Westeros is a fictitious kingdom that has a system with warlords and knights claiming land and wealth, while the ordinary people suffer from famine and hunger, and the setting itself bears a resemblance to the European medieval era and the Hundred Years' War, while there are a number of strikingly similar examples. George R.R. Martin himself has stated that he had drawn inspiration from many historical events, yet he never pointed out the exact ones. With this article, I’m trying to connect a few dots by identifying the corresponding historical events for five of our favorite Game of Thrones moments. In case you haven’t guessed it yet, spoiler alerts are in order.
So, without further ado, let’s take a look at the list…
The Brotherhood Without Banners - Resistance against Serfdom and Peasant's Revolt
The Brotherhood without Banners never had a fight of their worth on-screen, except for the one with The Hound. That said, they are expected to be an integral part of the storyline in the future, as they represent the people rather than a house or a mere sigil. If we consider English history, there is an identical movement of ordinary people that took place against serfdom, which eventually led to a revolt. Both these factions are labeled as rebels, even though they are the ones who fight for a real cause. A war is always between the kings, but the casualty will always be high on the peasants' side.
Tyrion Lannister - Court Dwarfs (Jeffrey Hudson/Sebastián de Morra)
Tyrion Lannister is arguably one of the most genius, celebrated characters in the whole story, considering how well-crafted the character is. All dwarfs are bastards in their father’s eyes, said Tyrion once, and it sums up the whole agony he has suffered in his life. To create a character like Tyrion, George might’ve considered the old system of court dwarfs. In the old times, dwarfs were considered to be adorable, and kings appointed them for their pleasure. They might’ve received good food and dresses, but they never were considered equal, as they were more of a plaything. The portrait in the image belongs to Sebastián de Morra, a court dwarf, and one can’t simply ignore the resemblance between him and Peter Dinklage.
Royal Incest - Cleopatra
It wasn’t the Targaryens who started incest to keep their bloodline pure. There are a number of examples in history where royal families practiced incest to control their power and wealth. Most of these men and women were considered to be crazy, much like the Mad King, yet there were some who had done it as tact nonetheless. The most famous example would be the Egyptian queen Cleopatra, who married her little brother to control the whole dynasty. It was a desperate situation, as Romans were eyeing Egypt, and she had to take desperate measures to ensure her safety. Sounds like a certain sibling pair that we know...
The Purple Wedding - The Snook-Herr Wedding Tragedy
While The Purple Wedding was an execution of a master plan that involved Baelish and the Tyrells, The Snook-Herr Wedding Tragedy was an unfortunate accident. It was a fairly fashionable wedding between Fannie Belle and Winford B. Snook, which took place in 1891. After the meal, the couple took off for their wedding trip to Cincinnati, and then a number of guests fell ill and eventually died. In Cincinnati, the bride and groom also experienced identical symptoms and fell sick. A few days later the groom died, even though the bride survived. There were a number of theories behind the poisoning, yet none of them were confirmed.

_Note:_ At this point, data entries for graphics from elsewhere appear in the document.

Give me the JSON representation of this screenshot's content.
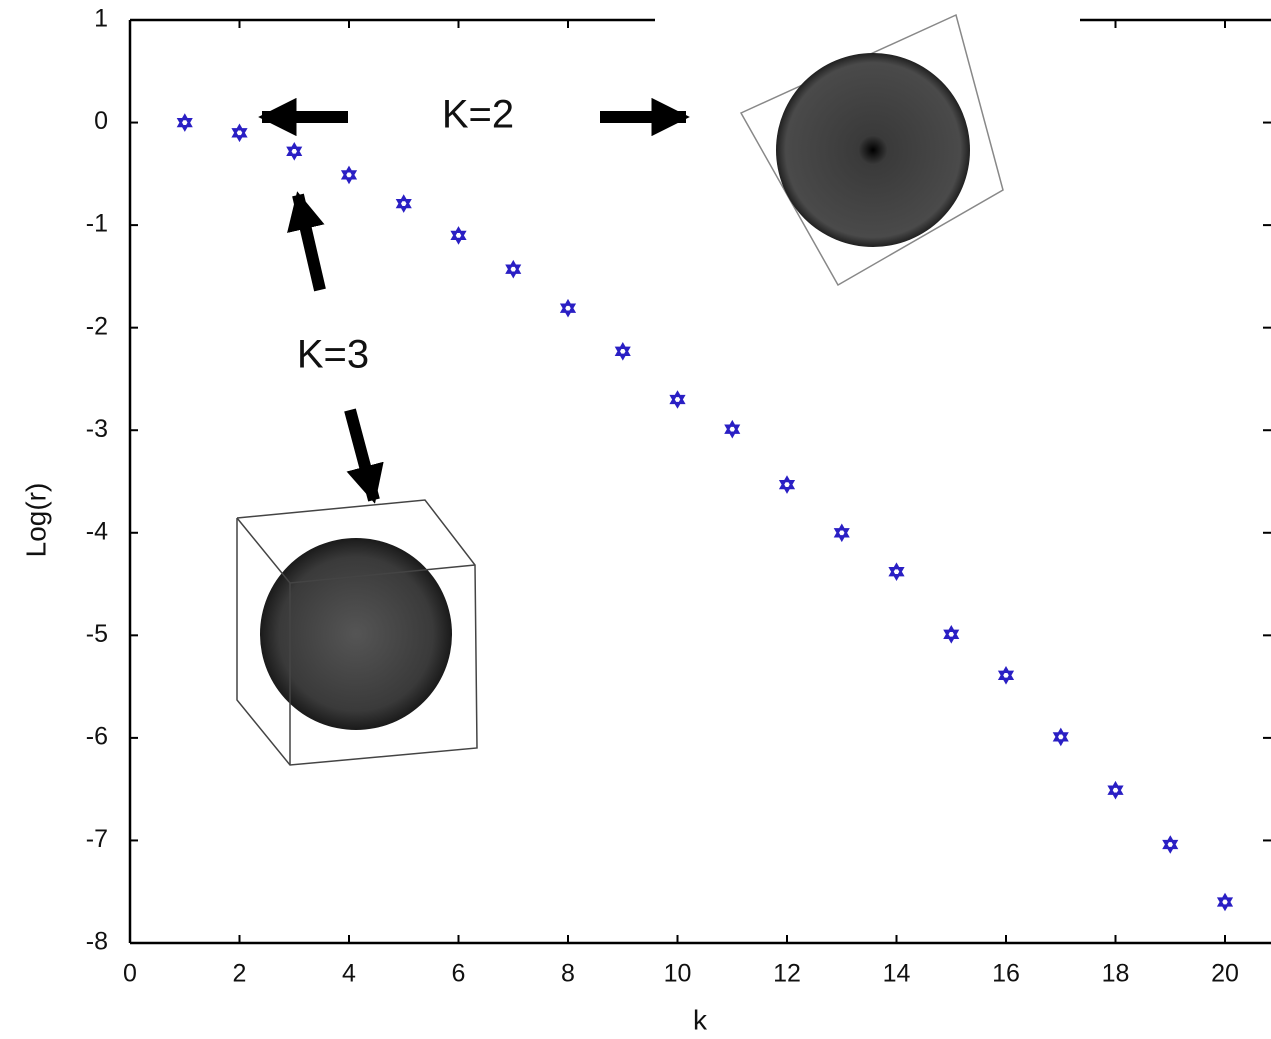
{
  "chart_data": {
    "type": "scatter",
    "x_label": "k",
    "y_label": "Log(r)",
    "x": [
      1,
      2,
      3,
      4,
      5,
      6,
      7,
      8,
      9,
      10,
      11,
      12,
      13,
      14,
      15,
      16,
      17,
      18,
      19,
      20
    ],
    "values": [
      0.0,
      -0.1,
      -0.28,
      -0.51,
      -0.79,
      -1.1,
      -1.43,
      -1.81,
      -2.23,
      -2.7,
      -2.99,
      -3.53,
      -4.0,
      -4.38,
      -4.99,
      -5.39,
      -5.99,
      -6.51,
      -7.04,
      -7.6
    ],
    "color": "#2a1fc4",
    "xlim": [
      0,
      20.8
    ],
    "ylim": [
      -8,
      1
    ],
    "xticks": [
      0,
      2,
      4,
      6,
      8,
      10,
      12,
      14,
      16,
      18,
      20
    ],
    "yticks": [
      1,
      0,
      -1,
      -2,
      -3,
      -4,
      -5,
      -6,
      -7,
      -8
    ],
    "annotations": [
      "K=2",
      "K=3"
    ]
  }
}
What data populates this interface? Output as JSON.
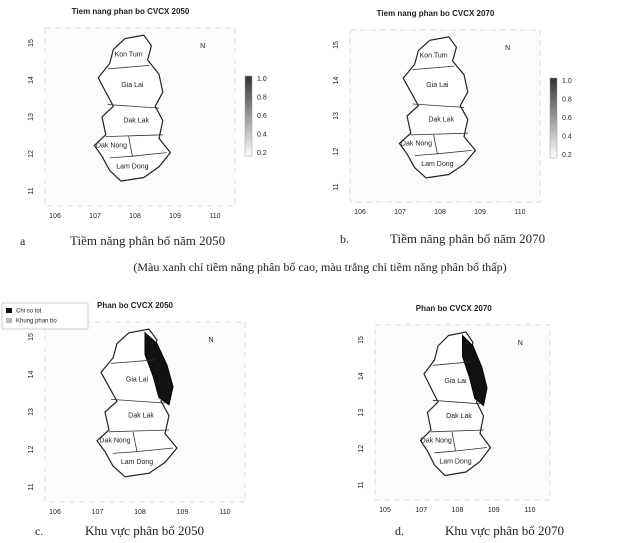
{
  "panels": [
    {
      "title": "Tiem nang phan bo CVCX 2050",
      "yticks": [
        "15",
        "14",
        "13",
        "12",
        "11"
      ],
      "xticks": [
        "106",
        "107",
        "108",
        "109",
        "110"
      ],
      "colorbar": [
        "1.0",
        "0.8",
        "0.6",
        "0.4",
        "0.2"
      ],
      "north": "N",
      "regions": [
        "Kon Tum",
        "Gia Lai",
        "Dak Lak",
        "Dak Nong",
        "Lam Dong"
      ],
      "caption_letter": "a",
      "caption": "Tiềm năng phân bố năm 2050"
    },
    {
      "title": "Tiem nang phan bo CVCX 2070",
      "yticks": [
        "15",
        "14",
        "13",
        "12",
        "11"
      ],
      "xticks": [
        "106",
        "107",
        "108",
        "109",
        "110"
      ],
      "colorbar": [
        "1.0",
        "0.8",
        "0.6",
        "0.4",
        "0.2"
      ],
      "north": "N",
      "regions": [
        "Kon Tum",
        "Gia Lai",
        "Dak Lak",
        "Dak Nong",
        "Lam Dong"
      ],
      "caption_letter": "b.",
      "caption": "Tiềm năng phân bố năm 2070"
    },
    {
      "title": "Phan bo CVCX 2050",
      "yticks": [
        "15",
        "14",
        "13",
        "12",
        "11"
      ],
      "xticks": [
        "106",
        "107",
        "108",
        "109",
        "110"
      ],
      "legend": [
        "Chi so tot",
        "Khung phan bo"
      ],
      "north": "N",
      "regions": [
        "Gia Lai",
        "Dak Lak",
        "Dak Nong",
        "Lam Dong"
      ],
      "caption_letter": "c.",
      "caption": "Khu vực phân bố 2050"
    },
    {
      "title": "Phan bo CVCX 2070",
      "yticks": [
        "15",
        "14",
        "13",
        "12",
        "11"
      ],
      "xticks": [
        "105",
        "107",
        "108",
        "109",
        "110"
      ],
      "north": "N",
      "regions": [
        "Gia Lai",
        "Dak Lak",
        "Dak Nong",
        "Lam Dong"
      ],
      "caption_letter": "d.",
      "caption": "Khu vực phân bố 2070"
    }
  ],
  "note": "(Màu xanh chỉ tiềm năng phân bố cao, màu trắng chỉ tiềm năng phân bố thấp)"
}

The Red Wedding - Massacre of Glencoe
The Glencoe Massacre and The Red Wedding bore a lot of resemblances. Both of them were aimed at the destruction of an important person. Both of them started as a result of the war for power. While The Red Wedding was the end of the war Of The Five Kings, The Glencoe Massacre was a result of power shifting in the British Empire. Both of them were a murder under trust. Glencoe was a lovely valley town in Scotland, run by different clans. The elder one of the Campbell clan was furious about consistent raids and thefts of livestock from the MacDonalds clan, and their reluctance to give their allegiance to the crown made it worse. These issues resulted in the massacre as the Campbells made an elaborate plan to win the MacDonalds' trust for their eventual execution. I wonder how many rats will be running through those mountains.